Broker Count - Total brokers in cluster
Active Controller - Controller assignment over time
Request Handler Avg Idle Percent - Request handler capacity
Under Replicated Partitions - Replication health trends
Unclean Leader Elections Per Sec - Data integrity monitoring
In-sync replicas Shrinks vs Expands - ISR stability

Group Coordinator Section¶

Consumer groups number per coordinator - Group distribution
No consumer groups per state - Group lifecycle monitoring

Request Rate Section¶

Total Request Per Sec - Overall request load
Metadata Request Per Sec - Metadata request patterns

Filters¶

rack - Filter by rack location
node (host_id) - Filter by specific Kafka broker
topic - Filter by Kafka topic
node type - Filter by node type
percentile - Select latency percentile (for request metrics)
groupBy - Dynamic grouping (topic, host_id)

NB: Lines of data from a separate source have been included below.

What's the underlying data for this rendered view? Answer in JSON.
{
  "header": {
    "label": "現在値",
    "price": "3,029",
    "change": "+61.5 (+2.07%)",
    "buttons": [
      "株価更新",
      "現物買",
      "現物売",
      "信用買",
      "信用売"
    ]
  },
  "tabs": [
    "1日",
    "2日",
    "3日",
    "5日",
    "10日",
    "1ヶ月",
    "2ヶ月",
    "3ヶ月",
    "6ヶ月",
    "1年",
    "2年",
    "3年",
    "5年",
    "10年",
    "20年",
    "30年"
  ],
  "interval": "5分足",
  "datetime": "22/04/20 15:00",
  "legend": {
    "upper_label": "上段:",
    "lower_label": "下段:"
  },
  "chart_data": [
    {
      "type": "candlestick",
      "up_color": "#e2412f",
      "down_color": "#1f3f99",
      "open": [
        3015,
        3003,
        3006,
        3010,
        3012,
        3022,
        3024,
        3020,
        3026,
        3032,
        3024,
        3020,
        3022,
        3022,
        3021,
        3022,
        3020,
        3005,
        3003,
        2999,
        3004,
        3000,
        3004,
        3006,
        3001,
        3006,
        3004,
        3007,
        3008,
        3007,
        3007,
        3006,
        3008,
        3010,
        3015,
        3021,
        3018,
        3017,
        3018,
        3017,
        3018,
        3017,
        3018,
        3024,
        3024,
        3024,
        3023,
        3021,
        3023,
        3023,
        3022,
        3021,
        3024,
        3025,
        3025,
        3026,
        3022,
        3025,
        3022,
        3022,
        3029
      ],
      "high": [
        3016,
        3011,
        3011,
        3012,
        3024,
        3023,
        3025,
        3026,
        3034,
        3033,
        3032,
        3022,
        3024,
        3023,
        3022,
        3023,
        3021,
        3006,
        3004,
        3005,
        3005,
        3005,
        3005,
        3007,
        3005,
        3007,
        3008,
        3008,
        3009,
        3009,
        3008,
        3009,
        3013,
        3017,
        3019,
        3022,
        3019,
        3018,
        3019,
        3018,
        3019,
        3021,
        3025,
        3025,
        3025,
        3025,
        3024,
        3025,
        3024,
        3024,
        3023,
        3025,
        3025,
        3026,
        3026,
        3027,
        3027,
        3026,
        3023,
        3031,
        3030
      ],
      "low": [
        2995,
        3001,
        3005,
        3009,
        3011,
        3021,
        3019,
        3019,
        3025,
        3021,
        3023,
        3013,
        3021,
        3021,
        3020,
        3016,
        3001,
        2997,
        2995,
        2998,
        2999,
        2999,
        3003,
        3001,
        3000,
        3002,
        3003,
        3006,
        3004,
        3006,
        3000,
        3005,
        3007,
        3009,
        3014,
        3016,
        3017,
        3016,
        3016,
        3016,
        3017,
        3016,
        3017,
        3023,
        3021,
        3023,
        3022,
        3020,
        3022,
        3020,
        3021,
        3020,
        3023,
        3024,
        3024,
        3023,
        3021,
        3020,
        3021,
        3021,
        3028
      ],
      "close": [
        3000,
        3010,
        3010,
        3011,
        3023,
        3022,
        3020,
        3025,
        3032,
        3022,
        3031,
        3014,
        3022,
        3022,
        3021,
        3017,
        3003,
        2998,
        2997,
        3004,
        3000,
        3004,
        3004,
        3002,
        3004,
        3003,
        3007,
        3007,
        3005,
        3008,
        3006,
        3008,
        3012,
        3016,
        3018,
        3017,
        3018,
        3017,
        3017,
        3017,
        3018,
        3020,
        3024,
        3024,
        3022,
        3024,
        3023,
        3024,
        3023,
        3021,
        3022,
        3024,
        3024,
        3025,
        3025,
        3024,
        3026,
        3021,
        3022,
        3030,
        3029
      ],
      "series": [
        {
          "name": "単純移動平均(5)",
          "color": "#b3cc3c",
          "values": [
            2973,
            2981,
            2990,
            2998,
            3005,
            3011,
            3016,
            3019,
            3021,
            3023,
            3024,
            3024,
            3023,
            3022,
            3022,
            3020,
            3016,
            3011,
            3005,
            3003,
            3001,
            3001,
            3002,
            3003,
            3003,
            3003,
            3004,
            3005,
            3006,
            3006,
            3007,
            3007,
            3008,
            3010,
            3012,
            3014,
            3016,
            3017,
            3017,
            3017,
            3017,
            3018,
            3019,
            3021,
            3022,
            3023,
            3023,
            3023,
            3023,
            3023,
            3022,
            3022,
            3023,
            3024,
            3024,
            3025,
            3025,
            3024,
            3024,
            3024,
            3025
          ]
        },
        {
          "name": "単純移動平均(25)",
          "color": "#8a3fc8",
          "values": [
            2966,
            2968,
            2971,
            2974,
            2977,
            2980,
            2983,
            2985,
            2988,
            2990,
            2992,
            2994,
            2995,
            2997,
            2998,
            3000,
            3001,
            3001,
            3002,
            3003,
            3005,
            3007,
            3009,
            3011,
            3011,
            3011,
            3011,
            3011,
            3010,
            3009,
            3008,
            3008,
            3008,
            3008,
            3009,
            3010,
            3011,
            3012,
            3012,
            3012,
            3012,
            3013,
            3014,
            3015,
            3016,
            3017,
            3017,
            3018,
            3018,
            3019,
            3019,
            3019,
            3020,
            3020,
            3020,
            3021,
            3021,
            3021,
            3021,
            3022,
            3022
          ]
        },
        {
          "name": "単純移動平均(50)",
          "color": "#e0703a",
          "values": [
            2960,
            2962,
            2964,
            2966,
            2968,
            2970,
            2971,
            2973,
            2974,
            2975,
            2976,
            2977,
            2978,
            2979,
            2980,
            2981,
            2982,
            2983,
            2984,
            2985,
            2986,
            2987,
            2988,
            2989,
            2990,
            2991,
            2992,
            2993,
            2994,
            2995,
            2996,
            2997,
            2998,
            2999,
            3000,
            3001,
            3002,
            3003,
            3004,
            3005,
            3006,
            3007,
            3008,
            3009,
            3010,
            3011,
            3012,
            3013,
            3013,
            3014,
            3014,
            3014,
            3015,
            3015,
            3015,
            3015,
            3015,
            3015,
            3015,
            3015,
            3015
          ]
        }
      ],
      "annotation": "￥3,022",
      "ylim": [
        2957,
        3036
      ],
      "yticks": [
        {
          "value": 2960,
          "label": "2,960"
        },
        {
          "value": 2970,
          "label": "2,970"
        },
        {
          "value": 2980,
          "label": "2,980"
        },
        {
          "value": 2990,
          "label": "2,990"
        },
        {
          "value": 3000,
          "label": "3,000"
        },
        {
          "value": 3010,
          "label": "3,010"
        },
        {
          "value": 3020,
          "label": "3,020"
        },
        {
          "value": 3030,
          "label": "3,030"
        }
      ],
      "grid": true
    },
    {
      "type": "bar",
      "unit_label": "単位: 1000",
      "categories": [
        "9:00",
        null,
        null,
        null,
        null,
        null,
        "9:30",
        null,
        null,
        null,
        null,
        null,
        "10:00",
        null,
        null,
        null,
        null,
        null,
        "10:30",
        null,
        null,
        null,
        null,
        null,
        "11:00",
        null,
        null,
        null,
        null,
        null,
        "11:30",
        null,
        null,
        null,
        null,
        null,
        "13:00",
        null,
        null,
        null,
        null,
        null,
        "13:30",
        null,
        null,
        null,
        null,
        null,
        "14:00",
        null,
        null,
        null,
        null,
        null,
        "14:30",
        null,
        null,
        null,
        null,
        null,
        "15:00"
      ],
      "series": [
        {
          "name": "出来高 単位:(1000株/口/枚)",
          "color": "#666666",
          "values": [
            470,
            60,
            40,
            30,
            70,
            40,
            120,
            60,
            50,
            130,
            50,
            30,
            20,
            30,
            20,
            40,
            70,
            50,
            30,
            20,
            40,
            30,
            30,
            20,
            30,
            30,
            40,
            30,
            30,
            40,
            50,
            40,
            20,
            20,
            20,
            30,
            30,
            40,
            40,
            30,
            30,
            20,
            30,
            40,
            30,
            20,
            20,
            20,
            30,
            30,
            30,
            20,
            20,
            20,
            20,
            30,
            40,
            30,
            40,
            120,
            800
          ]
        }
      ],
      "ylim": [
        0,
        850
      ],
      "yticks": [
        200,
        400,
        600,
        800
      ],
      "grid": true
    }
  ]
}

Understanding the Metrics¶

Critical Health Indicators¶

Active Controllers: Must be exactly 1. More or less indicates cluster issues
Offline Partitions: Should be 0. Any value > 0 means data unavailability
Under Replicated Partitions: Should be 0. Indicates replication lag
Under Min ISR: Critical - indicates potential data loss risk

Performance Indicators¶

Network Throughput: Monitor for capacity planning
Request Handler Idle %: Lower values indicate high load
ISR Shrinks/Expands: Frequent changes indicate instability

Consumer Group Health¶

Group States:

Stable: Normal operating state
Rebalancing: Temporary during membership changes
Dead: Groups that need cleanup
Empty: Groups without active members

Best Practices¶

Monitoring Guidelines¶

Set Alerts for:

Active Controllers ≠ 1
Offline Partitions > 0
Under Replicated Partitions > 0
Unclean Leader Elections > 0

Regular Checks:

Network throughput trends
Consumer group stability
Request rate patterns

Troubleshooting¶

No Active Controller:

Check ZooKeeper connectivity
Review controller logs
Verify network partitions

High Under-Replicated Partitions:

Check broker health
Verify network bandwidth
Review replica lag settings

Consumer Group Issues:

Monitor rebalance frequency
Check consumer lag
Verify coordinator load

Data Resolution¶

Most metrics use low resolution for efficiency
Rate metrics use axonfunction='rate' for accurate per-second calculations
Percentile metrics available for latency measurements

Units¶

Bytes: Network throughput (bytes/sec)
short: Counts and rates
percent: Utilization metrics (0-100)
rps: Requests per second

Notes¶

Empty topic filter (topic='') shows aggregate metrics
host_id!="" ensures only active brokers are counted
The node_type filter allows monitoring mixed clusters
ISR metrics use MeanRate for smoothed values